Previdenciário

Renda per capita ampliada para o BPC: O QUE MUDA?

Artigo publicado em 15/04/20 por:David Domingues

Lei nº 13.982/2020 e a ampliação da renda per capita para ½ salário mínimo: O QUE MUDA NA PRÁTICA?

Desde o mês fevereiro de 2020, quando surgiu o primeiro caso confirmado de COVID-19 no Brasil, governo e sociedade civil vêm buscando alternativas para minimizar os impactos do isolamento social, seja no âmbito da saúde ou da economia.

Em que pese o acalorado debate entre instituições e sociedade acerca do que deve ser feito em meio à pandemia, o referido texto legal alivia, pelo menos em partes, o impacto para os mais atingidos pela recessão econômica.

A Lei 13.982/2020 traz em seu artigo 2º o instituto do AUXÍLIO EMERGENCIAL no valor de R$ 600,00 que será concedido às pessoas de baixa renda, autônomos e desempregados.

No escopo da referida lei, mais precisamente no artigo 20-A, temos o objeto deste artigo, a ampliação da renda per capita para ½ salário mínimo para a concessão do Benefício de Prestação Continuada, o que faz necessário tecermos algumas considerações.

Um dos fatores mais evidentes da desigualdade em um País como o Brasil, é, sem dúvida, a falta de acesso à saúde e ensino de qualidade, bem como à infraestrutura e acessibilidade para os idosos e portadores de deficiência.

Neste diapasão, torna-se ainda mais necessário uma avaliação criteriosa e mais humanista das condições de moradia de cada candidato ao Benefício de Prestação Continuada, seja ela idoso ou deficiente.

Isso porque, em que pese muitas vezes a renda per capita da família ultrapassar o quantum trazido no dispositivo legal, dependendo das condições e necessidades dos membros da família, tal renda não é suficiente para suprir todas as necessidades básicas do núcleo familiar.

A incapacidade de suprir todas as necessidades básicas mesmo com a renda per capita adequada ao limite estabelecido pelo legislador conforme mencionado acima se dá, principalmente, devido ao fato de que, muitas vezes, grande parte da renda é destinada à compra de medicamentos, tratamentos médicos em geral, além do que, o valor de ¼ do salário mínimo é insuficiente para uma pessoa sobreviver e ter todas as condições de dignidade da pessoa humana conforme preconiza a nossa carta magna.

Ademais, se já é praticamente impossível uma pessoa sobreviver dignamente com uma renda tão baixa, tal sobrevivência se tornará muito mais difícil se esta pessoa for idosa ou portadora de deficiência.

Outrossim, não pode ser deixado de lado o fato de que, se a pessoa se enquadra nesta situação, é porque não teve uma vida laboral e educacional que lhe proporcionasse meios de ter uma residência com os padrões mínimos de segurança e conforto necessários para o bem estar de uma pessoa idosa ou deficiente.

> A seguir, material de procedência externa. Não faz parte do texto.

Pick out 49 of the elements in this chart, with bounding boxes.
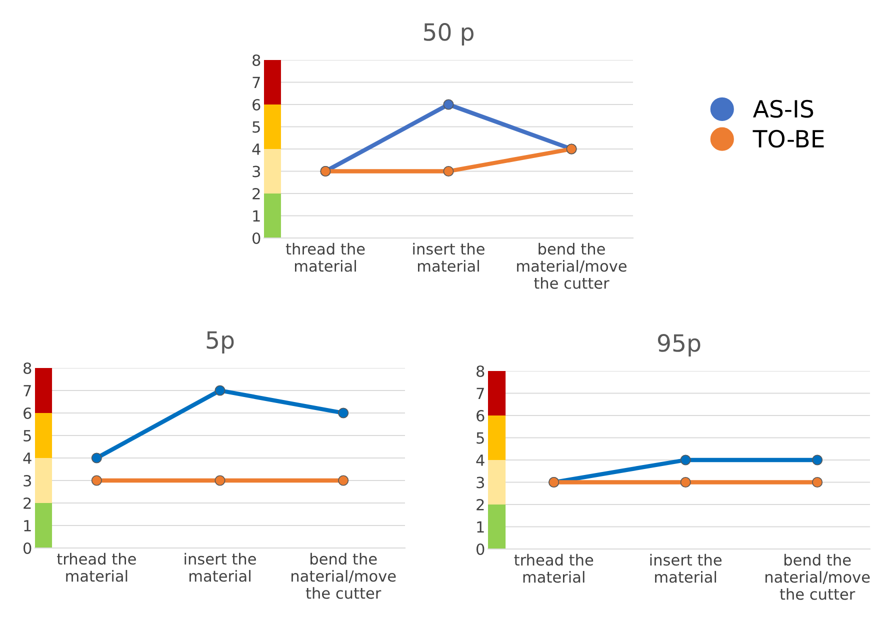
x-tick-label: bend the material/move the cutter: [517, 242, 626, 289]
chart-title: 50 p: [424, 23, 474, 46]
y-tick-label: 0: [252, 232, 260, 244]
y-tick-label: 7: [252, 76, 260, 88]
y-tick-label: 5: [476, 432, 484, 444]
x-tick-label: insert the material: [650, 554, 722, 583]
legend-label: TO-BE: [752, 130, 824, 148]
x-tick-label: trhead the material: [57, 552, 136, 582]
x-tick-label: thread the material: [286, 242, 365, 272]
y-tick-label: 8: [476, 365, 484, 378]
y-tick-label: 1: [253, 210, 260, 222]
point: [214, 385, 226, 396]
chart-title: 95p: [658, 334, 700, 356]
y-tick-label: 8: [252, 54, 260, 66]
y-tick-label: 0: [24, 542, 32, 554]
point: [91, 452, 102, 464]
x-tick-label: bend the naterial/move the cutter: [292, 552, 396, 599]
y-tick-label: 3: [24, 474, 31, 487]
point: [338, 475, 349, 486]
y-tick-label: 2: [24, 497, 31, 509]
y-tick-label: 7: [24, 385, 31, 396]
legend-label: AS-IS: [753, 100, 814, 118]
y-tick-label: 1: [477, 521, 484, 533]
point: [443, 166, 454, 177]
y-tick-label: 6: [24, 407, 32, 420]
y-tick-label: 2: [476, 498, 484, 510]
chart-title: 5p: [206, 331, 234, 354]
y-tick-label: 5: [252, 121, 260, 133]
y-tick-label: 3: [476, 476, 484, 488]
y-tick-label: 6: [252, 98, 260, 111]
x-tick-label: insert the material: [184, 552, 256, 582]
point: [214, 475, 226, 486]
y-tick-label: 4: [23, 452, 32, 464]
y-tick-label: 4: [252, 144, 260, 155]
x-tick-label: insert the material: [413, 242, 484, 272]
point: [91, 475, 102, 486]
y-tick-label: 6: [476, 410, 484, 422]
y-tick-label: 0: [476, 543, 484, 556]
point: [443, 99, 454, 110]
y-tick-label: 3: [252, 166, 260, 178]
y-tick-label: 8: [24, 362, 32, 374]
x-tick-label: bend the naterial/move the cutter: [766, 554, 870, 600]
y-tick-label: 7: [476, 388, 484, 400]
y-tick-label: 5: [24, 430, 31, 442]
x-tick-label: trhead the material: [514, 554, 594, 583]
y-tick-label: 4: [476, 454, 484, 466]
y-tick-label: 1: [24, 520, 31, 532]
y-tick-label: 2: [252, 188, 260, 200]
point: [338, 408, 349, 418]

                                                            Sendo assim, torna-se cristalino que, se uma pessoa necessita do Benefício de Prestação Continuada, é fato sine qua non que ela não possui condições dignas de moradia e sobrevivência, restando indubitável que a observação rígida da renda per capita de ¼ do salário para obtenção do referido benefício é no mínimo desumano.

Além disso, a ampliação do artigo 20-A da Lei 8.742/1993 acrescentado pela Lei 13.982/2020 já é aplicado nos casos em concreto que tramitam no Poder Judiciário, uma vez que não se aplica taxativamente o critério de miserabilidade de 1/4 (um quarto) do salário-mínimo, havendo flexibilização, dependendo da situação socioeconômica do pretenso beneficiário, como bem definiu o STF.

Importante ressaltar que, para que haja a ampliação do benefício de prestação continuada prevista no caput, será definido em regulamento, como será a aplicada a forma de escalas graduais, o que até a presente data não foi publicado.

Sendo assim, mesmo após o fim da vigência desta ampliação, 31/12/2020, cabe aos advogados previdenciários fazer uma avaliação criteriosa sobre a situação de cada requerente, e, mesmo que a renda ultrapasse ¼ do salário mínimo, demonstrar no caso concreto que tal valor não supre sequer as necessidades básicas de sua família, sendo razoável que o judiciário flexibilize os parâmetros exigidos, pois além de todas as dificuldades já sofridas pelos brasileiros, essa pandemia que assola o Brasil infelizmente trará consequências em vários âmbitos por muito tempo.